Los apoderados de los coprocesados Néstor Alirio Bernal Delgado, Herman León Dueñas y Angélica María Pinzón Ramírez, expusieron lo siguiente respectivamente: 6.5.1. La decisión adoptada por la Sala Penal del Tribunal Superior del Distrito Judicial de Cundinamarca, vulnera el derecho fundamental del debido proceso, no solo del accionante, sino también de Néstor Alirio Bernal Delgado, por cuanto «al haber sido condenado por el mismo funcionario que funge como Juez Segundo Penal del Circuito de Facatativá con Funciones de Conocimiento, el criterio del fallador ya se encuentra contaminado, condicionado y parcializado, por haber emitido Sentencia condenatoria contra mi prohijado, en un proceso, cuya génesis tuvo la misma denuncia, por unos mismos hechos y los mismos delitos; teniendo solo como diferencia, el número de automotores matriculados, sus placas y la data cercana entre uno y otro tramite (sic) de matrícula.» Destacó que «debe declararse impedida la persona que funge como Juez Segundo Penal del Circuito de Facatativá, por condenar al Señor Néstor Alirio Bernal Delgado, al haber analizado el acontecer factico, la configuración de unas condutas (sic) típicas, darle merito individual y conjunto a las pruebas recaudadas; todo lo cual, deberá efectuar en el actual proceso tramitado por la Ley 906 de 2004, donde analizará el mismo acontecer factico (sic), delitos, pruebas que se practicarán, etc., encontrando casi identidad en todo, estando más que viciada su percepción, análisis y juicio, tal cual, como gallardamente lo aceptó el Señor Juez recusado.» 6.5.2.
En el presente caso, el mismo juez recusado reconoció que «efectivamente se daban entre los dos casos una comunidad de hechos, de pruebas y de actuaciones por él realizadas que, de manera indubitable, lo llevaban al convencimiento de no poder mantener la imparcialidad de su juicio frente a los hechos puestos en su conocimiento.
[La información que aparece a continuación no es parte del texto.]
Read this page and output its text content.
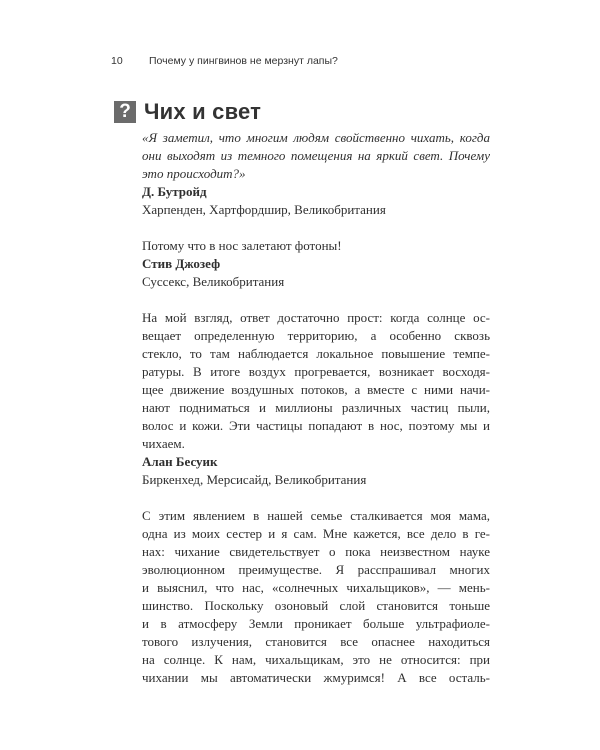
10	Почему у пингвинов не мерзнут лапы?
? Чих и свет
«Я заметил, что многим людям свойственно чихать, когда
они выходят из темного помещения на яркий свет. Почему
это происходит?»

Д. Бутройд

Харпенден, Хартфордшир, Великобритания

Потому что в нос залетают фотоны!

Стив Джозеф

Суссекс, Великобритания

На мой взгляд, ответ достаточно прост: когда солнце ос-
вещает определенную территорию, а особенно сквозь
стекло, то там наблюдается локальное повышение темпе-
ратуры. В итоге воздух прогревается, возникает восходя-
щее движение воздушных потоков, а вместе с ними начи-
нают подниматься и миллионы различных частиц пыли,
волос и кожи. Эти частицы попадают в нос, поэтому мы и
чихаем.

Алан Бесуик

Биркенхед, Мерсисайд, Великобритания

С этим явлением в нашей семье сталкивается моя мама,
одна из моих сестер и я сам. Мне кажется, все дело в ге-
нах: чихание свидетельствует о пока неизвестном науке
эволюционном преимуществе. Я расспрашивал многих
и выяснил, что нас, «солнечных чихальщиков», — мень-
шинство. Поскольку озоновый слой становится тоньше
и в атмосферу Земли проникает больше ультрафиоле-
тового излучения, становится все опаснее находиться
на солнце. К нам, чихальщикам, это не относится: при
чихании мы автоматически жмуримся! А все осталь-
Convencimiento interno que fue de tal magnitud que lo llevó a manifestar en audiencia, su incapacidad para parcelar su cerebro de tal manera que le permitiera dejar de lado el pronunciamiento ya realizado (la sentencia condenatoria).» Concluyó que «resulta evidente la existencia de un precedente condenatorio obtenido a través de las pruebas que fueron aportadas y que el juez, que hoy se declara impedido recepcionó, ordenó y finalmente valoró para llegar a la certeza de tener que condenar al señor Alirio Bernal Delgado, que aparece como procesado.
Tal circunstancia evidencia una violación del derecho de defensa y un desconocimiento ostensible de la presunción de inocencia y del derecho probatorio, que implica necesariamente, la presencia de un juez imparcial he impartial (sic), que pueda tomar una decisión acorde con la justicia y las garantías constitucionales.» 6.5.3. Dentro del sub-examine «muy a pesar de que los hechos denunciados indican que las conductas se iniciaron supuestamente en el año 2005, terminaron las mismas en el año 2008, generándose así una continuidad que se relaciones directamente con el concurso de conductas punibles determinado en el artículo 31 del código penal.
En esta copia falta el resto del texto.